Surgical errors are some of the most harmful forms of medical malpractice. Despite surgeries always coming with certain risks and potential complications, it is possible for someone to sue the surgeon and/or hospital for malpractice if a surgery results in patient harm, injury, or death. This is only the case if the defendant’s negligence or unlawful act caused the damages. If another surgeon would have done the same thing in similar circumstances, the harm was likely an unfortunate accident and nobody’s fault. If, however, one can prove a prudent surgeon would have reacted differently and prevented the harm, it may result in compensation. Surgical errors can take several forms:
- Too much or too little anesthesia.
- Failure to monitor the patient’s vital signs.
- Wrong-site, wrong-patient, wrong-procedure surgeries.
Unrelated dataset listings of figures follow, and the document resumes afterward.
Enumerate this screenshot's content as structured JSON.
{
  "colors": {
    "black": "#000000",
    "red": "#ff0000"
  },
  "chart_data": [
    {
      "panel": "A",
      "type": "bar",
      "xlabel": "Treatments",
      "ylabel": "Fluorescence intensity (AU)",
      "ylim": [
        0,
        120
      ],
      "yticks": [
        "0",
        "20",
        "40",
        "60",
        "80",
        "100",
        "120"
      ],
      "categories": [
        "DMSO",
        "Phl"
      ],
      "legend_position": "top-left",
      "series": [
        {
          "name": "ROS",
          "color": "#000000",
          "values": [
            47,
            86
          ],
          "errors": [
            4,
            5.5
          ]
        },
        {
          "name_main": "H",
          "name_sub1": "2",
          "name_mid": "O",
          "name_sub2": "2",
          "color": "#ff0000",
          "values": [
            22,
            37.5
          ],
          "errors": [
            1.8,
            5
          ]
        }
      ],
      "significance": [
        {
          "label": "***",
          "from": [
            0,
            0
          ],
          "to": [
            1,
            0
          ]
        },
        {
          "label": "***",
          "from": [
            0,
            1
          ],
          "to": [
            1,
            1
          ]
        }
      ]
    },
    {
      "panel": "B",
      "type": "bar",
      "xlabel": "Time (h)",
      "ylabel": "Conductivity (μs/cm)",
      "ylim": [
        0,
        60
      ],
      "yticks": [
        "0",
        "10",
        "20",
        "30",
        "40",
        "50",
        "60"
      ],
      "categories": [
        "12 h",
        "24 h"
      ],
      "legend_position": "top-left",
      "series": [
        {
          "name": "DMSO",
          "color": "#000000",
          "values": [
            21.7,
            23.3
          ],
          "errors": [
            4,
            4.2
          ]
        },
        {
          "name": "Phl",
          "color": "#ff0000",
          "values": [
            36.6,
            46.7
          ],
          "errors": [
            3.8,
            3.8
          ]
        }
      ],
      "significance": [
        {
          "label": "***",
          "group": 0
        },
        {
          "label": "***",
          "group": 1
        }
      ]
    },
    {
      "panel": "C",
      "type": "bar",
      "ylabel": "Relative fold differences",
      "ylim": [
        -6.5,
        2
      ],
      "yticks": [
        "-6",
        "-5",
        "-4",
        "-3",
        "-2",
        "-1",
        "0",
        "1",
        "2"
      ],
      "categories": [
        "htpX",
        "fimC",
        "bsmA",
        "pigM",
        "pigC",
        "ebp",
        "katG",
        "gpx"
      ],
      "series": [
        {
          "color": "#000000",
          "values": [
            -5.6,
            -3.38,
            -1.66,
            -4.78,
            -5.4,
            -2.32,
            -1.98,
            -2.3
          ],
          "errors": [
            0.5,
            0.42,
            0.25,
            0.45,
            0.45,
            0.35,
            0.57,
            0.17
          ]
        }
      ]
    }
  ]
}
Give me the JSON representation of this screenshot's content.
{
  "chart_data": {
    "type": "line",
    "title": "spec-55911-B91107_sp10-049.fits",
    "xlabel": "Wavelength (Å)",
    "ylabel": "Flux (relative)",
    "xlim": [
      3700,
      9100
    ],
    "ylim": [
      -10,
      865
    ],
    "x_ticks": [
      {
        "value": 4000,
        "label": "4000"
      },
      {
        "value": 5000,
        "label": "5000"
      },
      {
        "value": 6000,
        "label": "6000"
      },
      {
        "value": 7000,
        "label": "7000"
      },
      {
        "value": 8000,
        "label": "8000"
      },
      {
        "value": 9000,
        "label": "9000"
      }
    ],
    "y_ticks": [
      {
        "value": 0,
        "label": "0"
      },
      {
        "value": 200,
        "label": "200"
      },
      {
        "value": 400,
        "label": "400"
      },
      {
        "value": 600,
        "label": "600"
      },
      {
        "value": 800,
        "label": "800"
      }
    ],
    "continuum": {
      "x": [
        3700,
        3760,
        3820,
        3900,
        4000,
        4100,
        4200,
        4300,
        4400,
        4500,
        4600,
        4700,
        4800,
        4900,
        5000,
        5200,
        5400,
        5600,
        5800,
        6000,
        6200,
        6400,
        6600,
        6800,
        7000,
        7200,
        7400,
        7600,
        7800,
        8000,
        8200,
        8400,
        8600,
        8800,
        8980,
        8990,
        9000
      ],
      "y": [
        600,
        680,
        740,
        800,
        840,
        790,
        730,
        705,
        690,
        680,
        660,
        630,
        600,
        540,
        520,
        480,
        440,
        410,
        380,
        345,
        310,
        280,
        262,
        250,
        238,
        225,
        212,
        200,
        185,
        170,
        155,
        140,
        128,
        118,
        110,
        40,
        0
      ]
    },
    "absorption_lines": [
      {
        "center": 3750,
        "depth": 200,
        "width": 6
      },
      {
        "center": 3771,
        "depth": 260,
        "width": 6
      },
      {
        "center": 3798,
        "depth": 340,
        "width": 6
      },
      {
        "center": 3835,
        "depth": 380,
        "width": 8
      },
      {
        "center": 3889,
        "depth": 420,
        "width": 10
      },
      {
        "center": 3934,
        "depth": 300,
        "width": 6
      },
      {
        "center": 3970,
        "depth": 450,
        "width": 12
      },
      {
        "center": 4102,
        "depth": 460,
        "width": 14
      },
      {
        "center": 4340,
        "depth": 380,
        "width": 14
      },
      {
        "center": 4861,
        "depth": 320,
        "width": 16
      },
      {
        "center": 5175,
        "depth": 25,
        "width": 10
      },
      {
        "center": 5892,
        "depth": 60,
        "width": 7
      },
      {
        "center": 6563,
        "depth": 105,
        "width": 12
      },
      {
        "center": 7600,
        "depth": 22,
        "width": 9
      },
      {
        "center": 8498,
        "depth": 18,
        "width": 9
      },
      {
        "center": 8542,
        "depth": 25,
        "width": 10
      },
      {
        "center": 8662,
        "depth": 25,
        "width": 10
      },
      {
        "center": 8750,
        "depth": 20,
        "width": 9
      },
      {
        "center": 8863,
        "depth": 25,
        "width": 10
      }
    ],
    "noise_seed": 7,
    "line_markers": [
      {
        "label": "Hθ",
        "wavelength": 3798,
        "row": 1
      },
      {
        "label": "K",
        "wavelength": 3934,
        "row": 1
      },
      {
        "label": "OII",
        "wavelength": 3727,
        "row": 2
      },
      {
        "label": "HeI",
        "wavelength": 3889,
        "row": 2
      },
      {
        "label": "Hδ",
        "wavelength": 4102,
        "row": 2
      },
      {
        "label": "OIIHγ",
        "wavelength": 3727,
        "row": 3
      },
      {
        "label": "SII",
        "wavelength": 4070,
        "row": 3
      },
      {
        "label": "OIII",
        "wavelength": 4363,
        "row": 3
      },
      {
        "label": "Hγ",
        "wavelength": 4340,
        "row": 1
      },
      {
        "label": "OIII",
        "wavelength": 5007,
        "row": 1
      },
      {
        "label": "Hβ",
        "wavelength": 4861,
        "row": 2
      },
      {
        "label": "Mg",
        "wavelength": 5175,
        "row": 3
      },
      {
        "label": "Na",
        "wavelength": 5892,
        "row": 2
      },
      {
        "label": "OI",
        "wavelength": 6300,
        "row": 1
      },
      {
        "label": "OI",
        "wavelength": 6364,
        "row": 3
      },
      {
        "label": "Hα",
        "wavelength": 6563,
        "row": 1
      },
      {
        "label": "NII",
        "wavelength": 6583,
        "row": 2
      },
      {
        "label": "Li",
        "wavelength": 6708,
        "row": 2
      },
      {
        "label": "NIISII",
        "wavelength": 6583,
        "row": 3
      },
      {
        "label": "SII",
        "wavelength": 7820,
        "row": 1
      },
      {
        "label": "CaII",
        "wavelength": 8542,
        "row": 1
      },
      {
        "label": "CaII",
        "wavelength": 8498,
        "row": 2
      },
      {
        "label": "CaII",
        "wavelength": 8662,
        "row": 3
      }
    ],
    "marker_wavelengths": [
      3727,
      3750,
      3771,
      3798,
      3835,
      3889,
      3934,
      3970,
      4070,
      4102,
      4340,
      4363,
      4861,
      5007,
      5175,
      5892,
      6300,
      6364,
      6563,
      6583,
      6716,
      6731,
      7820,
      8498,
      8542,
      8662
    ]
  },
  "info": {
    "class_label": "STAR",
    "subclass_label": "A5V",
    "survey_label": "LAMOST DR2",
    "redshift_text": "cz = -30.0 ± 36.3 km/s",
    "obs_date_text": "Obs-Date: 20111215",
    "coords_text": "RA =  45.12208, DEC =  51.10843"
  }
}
- Puncturing an organ or blood vessel.
- Leaving surgical equipment in the body cavity.
- Nursing staff negligence during pre- or post-operative care.
- Using unsanitary tools, resulting in infection.
- Using defective equipment.
- Failure to notify of potential risks.
Prior to getting on the operating table, a patient must sign a consent form. This form states that the surgeon has informed the patient of the risks involved in the proposed surgical procedure. Risks differ depending on the type of surgery. If you signed a consent form before a surgery that ended in some type of harm, it does not necessarily mean that you’ve waived your rights. It only means that you can’t sue for risks that arose from the nature of the procedure. You may still be able to sue for injuries that stem from someone’s negligence.